By using named parameters and distinct result typing interface confusion is avoided. Parameters are normally treated as read only inside a function but where "mutating" parameters are needed these have to be annotated with "inout:".

The Swift parameter design avoids the madness that arrises from passing pointers to items as parameters to functions then having the function change the pointer or altering dereferenced content.  

3) Eco system integration with OS and support tools.

Everything from a Mobile app to server processing code or just a command line tool can be built using either Xcode as the rich development environment or using just a text editor.

4) Documentation for definitive understanding.
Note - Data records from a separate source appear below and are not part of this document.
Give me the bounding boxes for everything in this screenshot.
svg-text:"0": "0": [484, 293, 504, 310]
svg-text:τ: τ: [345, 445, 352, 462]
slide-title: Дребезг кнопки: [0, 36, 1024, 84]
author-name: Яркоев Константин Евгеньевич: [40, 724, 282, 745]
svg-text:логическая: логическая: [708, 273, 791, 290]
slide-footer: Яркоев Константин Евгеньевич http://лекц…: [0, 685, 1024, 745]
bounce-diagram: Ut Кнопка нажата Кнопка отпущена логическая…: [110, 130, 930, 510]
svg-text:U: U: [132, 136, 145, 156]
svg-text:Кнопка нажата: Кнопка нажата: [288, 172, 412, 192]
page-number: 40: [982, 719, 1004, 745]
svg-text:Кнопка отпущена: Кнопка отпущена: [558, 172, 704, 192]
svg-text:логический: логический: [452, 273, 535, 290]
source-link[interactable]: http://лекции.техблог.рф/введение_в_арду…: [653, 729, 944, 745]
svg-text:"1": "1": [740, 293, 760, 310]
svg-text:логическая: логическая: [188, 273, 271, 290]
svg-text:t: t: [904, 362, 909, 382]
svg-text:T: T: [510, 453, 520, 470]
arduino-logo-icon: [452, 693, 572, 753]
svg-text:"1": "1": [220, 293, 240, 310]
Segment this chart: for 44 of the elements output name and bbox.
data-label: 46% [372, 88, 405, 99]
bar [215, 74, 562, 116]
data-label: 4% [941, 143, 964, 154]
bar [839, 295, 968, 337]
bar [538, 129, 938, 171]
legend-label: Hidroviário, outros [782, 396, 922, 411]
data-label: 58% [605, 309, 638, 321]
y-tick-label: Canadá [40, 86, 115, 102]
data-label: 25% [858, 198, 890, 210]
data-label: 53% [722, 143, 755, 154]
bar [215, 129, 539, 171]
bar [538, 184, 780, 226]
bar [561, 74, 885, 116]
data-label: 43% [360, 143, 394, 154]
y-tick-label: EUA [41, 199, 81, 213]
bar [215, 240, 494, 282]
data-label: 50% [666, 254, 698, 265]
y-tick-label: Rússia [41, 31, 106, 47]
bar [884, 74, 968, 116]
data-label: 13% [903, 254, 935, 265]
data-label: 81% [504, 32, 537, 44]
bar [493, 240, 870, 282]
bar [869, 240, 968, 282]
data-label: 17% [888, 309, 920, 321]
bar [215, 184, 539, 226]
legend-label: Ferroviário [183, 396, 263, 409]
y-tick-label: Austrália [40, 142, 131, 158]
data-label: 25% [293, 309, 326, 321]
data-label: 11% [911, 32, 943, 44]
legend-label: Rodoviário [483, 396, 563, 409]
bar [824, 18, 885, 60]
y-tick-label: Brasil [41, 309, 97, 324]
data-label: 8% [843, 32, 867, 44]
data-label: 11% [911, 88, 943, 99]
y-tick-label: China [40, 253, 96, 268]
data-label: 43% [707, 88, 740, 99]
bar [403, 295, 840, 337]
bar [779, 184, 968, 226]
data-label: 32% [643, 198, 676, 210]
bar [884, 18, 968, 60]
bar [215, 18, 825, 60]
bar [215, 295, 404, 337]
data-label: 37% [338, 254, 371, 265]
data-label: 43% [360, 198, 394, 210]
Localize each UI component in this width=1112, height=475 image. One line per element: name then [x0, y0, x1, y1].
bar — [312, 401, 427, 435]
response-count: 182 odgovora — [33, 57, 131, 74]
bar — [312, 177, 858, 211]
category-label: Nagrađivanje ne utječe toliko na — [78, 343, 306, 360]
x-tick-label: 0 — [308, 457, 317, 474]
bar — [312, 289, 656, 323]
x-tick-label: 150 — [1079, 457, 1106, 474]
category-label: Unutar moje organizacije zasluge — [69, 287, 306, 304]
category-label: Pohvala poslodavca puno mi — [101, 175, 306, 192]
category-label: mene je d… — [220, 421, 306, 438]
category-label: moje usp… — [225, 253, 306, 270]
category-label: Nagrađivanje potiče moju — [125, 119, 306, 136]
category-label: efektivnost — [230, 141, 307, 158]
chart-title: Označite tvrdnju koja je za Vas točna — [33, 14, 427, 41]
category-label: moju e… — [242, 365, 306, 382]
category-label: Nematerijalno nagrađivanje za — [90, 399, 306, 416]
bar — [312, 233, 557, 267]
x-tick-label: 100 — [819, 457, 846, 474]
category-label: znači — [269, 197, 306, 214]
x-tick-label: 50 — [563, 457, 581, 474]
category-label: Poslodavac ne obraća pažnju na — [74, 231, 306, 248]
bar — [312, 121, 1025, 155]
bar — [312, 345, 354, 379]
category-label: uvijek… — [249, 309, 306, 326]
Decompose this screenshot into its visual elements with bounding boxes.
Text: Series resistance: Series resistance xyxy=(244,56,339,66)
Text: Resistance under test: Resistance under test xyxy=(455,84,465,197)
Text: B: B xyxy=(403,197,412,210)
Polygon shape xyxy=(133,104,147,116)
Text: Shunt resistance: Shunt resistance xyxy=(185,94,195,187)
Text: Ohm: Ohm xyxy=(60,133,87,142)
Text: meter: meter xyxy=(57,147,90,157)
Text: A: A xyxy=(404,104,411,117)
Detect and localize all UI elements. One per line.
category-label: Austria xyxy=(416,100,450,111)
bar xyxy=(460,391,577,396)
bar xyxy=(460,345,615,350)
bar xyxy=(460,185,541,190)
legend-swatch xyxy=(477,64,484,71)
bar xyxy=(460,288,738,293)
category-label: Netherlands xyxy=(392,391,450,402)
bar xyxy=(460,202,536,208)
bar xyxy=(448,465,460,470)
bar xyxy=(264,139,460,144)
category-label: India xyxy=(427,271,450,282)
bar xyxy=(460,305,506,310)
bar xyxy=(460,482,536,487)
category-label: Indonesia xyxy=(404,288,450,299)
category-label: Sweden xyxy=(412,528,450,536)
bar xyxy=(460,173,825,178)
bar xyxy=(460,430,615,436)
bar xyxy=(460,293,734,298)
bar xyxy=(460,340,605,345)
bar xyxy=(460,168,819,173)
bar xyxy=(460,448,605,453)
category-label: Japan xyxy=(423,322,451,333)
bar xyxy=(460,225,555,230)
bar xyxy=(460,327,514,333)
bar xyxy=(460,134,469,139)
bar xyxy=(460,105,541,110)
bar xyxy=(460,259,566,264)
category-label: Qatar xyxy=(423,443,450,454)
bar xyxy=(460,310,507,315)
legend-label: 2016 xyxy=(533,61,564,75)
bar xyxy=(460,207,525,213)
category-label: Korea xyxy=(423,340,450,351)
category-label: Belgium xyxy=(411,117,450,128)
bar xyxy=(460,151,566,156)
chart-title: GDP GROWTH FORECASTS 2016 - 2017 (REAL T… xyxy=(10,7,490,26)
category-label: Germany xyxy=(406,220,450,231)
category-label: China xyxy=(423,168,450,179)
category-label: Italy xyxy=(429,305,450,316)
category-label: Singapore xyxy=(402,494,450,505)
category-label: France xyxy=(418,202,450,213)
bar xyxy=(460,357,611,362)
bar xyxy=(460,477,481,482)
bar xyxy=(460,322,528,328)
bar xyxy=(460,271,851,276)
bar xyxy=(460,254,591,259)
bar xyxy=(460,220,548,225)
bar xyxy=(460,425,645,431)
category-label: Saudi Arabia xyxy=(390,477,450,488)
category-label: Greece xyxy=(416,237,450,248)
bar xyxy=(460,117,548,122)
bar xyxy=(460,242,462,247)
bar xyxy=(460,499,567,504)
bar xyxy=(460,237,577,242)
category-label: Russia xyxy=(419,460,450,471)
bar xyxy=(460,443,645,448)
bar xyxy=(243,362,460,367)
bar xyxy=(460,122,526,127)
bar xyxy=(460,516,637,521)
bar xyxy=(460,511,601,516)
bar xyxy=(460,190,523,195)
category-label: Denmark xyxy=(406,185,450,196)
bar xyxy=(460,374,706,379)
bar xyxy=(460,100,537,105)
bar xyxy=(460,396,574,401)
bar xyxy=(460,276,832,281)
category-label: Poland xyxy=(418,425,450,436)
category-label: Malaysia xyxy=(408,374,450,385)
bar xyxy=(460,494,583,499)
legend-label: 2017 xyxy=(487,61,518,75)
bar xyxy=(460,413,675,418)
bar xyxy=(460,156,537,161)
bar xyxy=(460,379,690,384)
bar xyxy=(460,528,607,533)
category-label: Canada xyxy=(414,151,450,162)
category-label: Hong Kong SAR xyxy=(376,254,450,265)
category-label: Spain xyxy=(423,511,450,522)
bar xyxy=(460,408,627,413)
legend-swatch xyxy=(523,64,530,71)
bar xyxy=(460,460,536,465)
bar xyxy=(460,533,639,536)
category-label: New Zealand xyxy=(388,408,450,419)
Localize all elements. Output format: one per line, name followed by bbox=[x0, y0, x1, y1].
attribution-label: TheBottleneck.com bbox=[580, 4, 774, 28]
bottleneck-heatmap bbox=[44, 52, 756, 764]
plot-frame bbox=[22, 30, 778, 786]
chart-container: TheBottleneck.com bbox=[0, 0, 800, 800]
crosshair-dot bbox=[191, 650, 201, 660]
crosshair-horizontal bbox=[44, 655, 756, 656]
Hints and tips are built in. Compiler and runtime error messages often contain a hint to the solution as well as a reasonable description of the fault. Full free eBooks are obtainable on both the language and application environment. Xcode has the usual expected tool tips and ability to enrich the code building experence.

5) Memory non-management - threads unravelled and access to external features.

With Swifts strong data typing comes with strict scoping and memory reference counting. Malloc, heap and stack management are no longer required in the application. Memory management is handled automatically by the run time environment. 

6) Language has rapidly evolved to maturity.

Swift, launched in 2014, has evolved over 5 versions (as of 2020) to a good state of maturity. Whilst there was a wobble between version 3 & 4 on the way strings/ arrays of characters are handled forward compatibility of source code has been reasonable across versions.